I: Si direbbero in posa.
F: Oui, c’est comme-ça. La coppia reale sta posando per Velàzquez, e tuttavia è visibile solo attraverso questo dettaglio dello specchio. Evidentemente la collocazione dei sovrani è in un punto della grande stanza escluso dal dipinto.
I: Cioè?
F: Osservi bene: dall’angolo del quadro in basso a sinistra si slancia il cavalletto che regge la tela, che Velàzquez raffigura sul retro, mostrandone l’intelaiatura. Dato che lo specchio riflette i sovrani in posa, essi non possono che trovarsi oltre il quadro in lavorazione, coincidenti con lo sguardo dello spettatore.
I: Ma è un completo ribaltamento di visione!
F: Tout à fait. È una grande rivoluzione culturale, perché noi vediamo il quadro di Velàzquez dal punto di vista del re e della regina, che sarebbero del tutto invisibili se non fosse per quel piccolo specchio. Non è più rappresentata la visione dal punto di vista del pittore (come nella Monna Lisa o negli affreschi della Cappella Sistina) ma dal punto di vista del modello, cioè di chi viene rappresentato.
I: Non mi ha ancora detto niente su come il pittore rappresenta sé stesso.
F: Velàzquez è ovviamente davanti alla tela, in piedi. Ha il pennello nella destra e la tavolozza nella sinistra. Sembra considerare la scena in vista di una prossima pennellata.
I: Come definirebbe l’ambientazione?
F: Un grand salon regal, immerso nella penombra, dove avviene un passaggio d’epoca.
I: Cosa intende?
F: Intendo una cosa che va studiata, e che non si può racchiudere in una risposta di due righe.
I: Ohimmé, lei ha ragione purtroppo. Il nostro spazio è quasi finito.
F: Vede, se mi chiedessero che sensazione mi dà il XXI secolo, risponderei che circola una pericolosissima rimozione dei limiti della nostra specie, della nostra finitudine.
I: Senta, oggi è il suo compleanno. È contento di passarlo nella patria del barocco?
F: Per uno nato come me in provincia, è come leggere lo stesso libro una seconda volta.
I: E quindi?
F: Dipende dalla storia che racconta.
I: E questa com’è?
F: Complicata, proprio come una città di provincia costretta a fare un salto prospettico nella stagione della mondializzazione.
I: Nel XXI secolo si dice globalizzazione.
F: Ma è orrendo, mon Dieu! Aspetti, comunque sia prendo un appunto. [apre una Moleskine nera e scrive, rapidissimo.

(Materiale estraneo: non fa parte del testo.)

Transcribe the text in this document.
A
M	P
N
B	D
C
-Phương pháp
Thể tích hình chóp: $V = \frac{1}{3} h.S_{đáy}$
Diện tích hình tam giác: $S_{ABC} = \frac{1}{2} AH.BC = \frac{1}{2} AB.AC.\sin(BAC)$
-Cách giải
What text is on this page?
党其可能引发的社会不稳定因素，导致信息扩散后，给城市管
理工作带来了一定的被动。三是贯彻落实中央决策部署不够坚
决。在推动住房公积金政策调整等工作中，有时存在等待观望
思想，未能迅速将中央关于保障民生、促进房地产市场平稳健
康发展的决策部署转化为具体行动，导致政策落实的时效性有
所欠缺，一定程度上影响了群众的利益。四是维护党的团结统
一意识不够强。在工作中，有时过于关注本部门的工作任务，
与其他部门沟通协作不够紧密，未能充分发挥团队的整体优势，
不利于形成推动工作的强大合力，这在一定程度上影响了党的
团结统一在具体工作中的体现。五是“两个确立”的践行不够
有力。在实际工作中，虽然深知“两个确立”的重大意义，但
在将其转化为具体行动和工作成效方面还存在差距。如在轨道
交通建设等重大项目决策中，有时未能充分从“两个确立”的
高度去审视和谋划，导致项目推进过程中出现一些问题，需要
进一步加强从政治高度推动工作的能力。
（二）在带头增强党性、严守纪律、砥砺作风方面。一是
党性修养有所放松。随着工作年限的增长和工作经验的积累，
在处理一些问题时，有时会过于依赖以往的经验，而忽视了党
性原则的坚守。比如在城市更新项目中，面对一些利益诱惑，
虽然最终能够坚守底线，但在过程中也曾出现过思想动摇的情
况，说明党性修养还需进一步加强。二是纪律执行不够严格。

Poi ci infila dentro la cartolina de Las Meninas e la richiude, sistemando l’elastico con cura]
I: Auguri di cuore anche da parte di Valentina Cremonesini, Cosimo Degli Atti e Mimmo Pesare(3), che a lei hanno dedicato i loro anni migliori.
F: Li ringrazi da parte mia, spero di non averli annoiati.
I: Non credo proprio professore, buon caffè con ghiaccio.
F: À la santé!
I : À l’histoire!
F : À l’histoire de la santé!
I : Umorismo francese ?
F : Casomai di Poitiers(4).



Note a piè di pagina: 1) Michel Foucault, filosofo, sociologo e saggista, è nato il 15 ottobre del 1926 a Poitiers, in Francia. La morte a Parigi, il 25 giugno 1984. Tra le sue opere più note, “Le parole e le cose”; “Sorvegliare e Punire” e “Storia della sessualità”. Dedicò all’opera pittorica “Las Meninas” di Velázquez proprio la prima parte del suo capolavoro “Le parole e le cose”, pubblicato nel 1966. 2) Diego Rodríguez de Silva y Velázquez – più semplicemente noto come Velázquez – , nacque a Sevilla nel 1599 e morì a Madrid nel 1660. Fu uno dei più grandi artisti della stagione barocca e un insigne ritrattista. 3) Studiosi leccesi delle opere di Foucault. 4) Città natale di Foucault.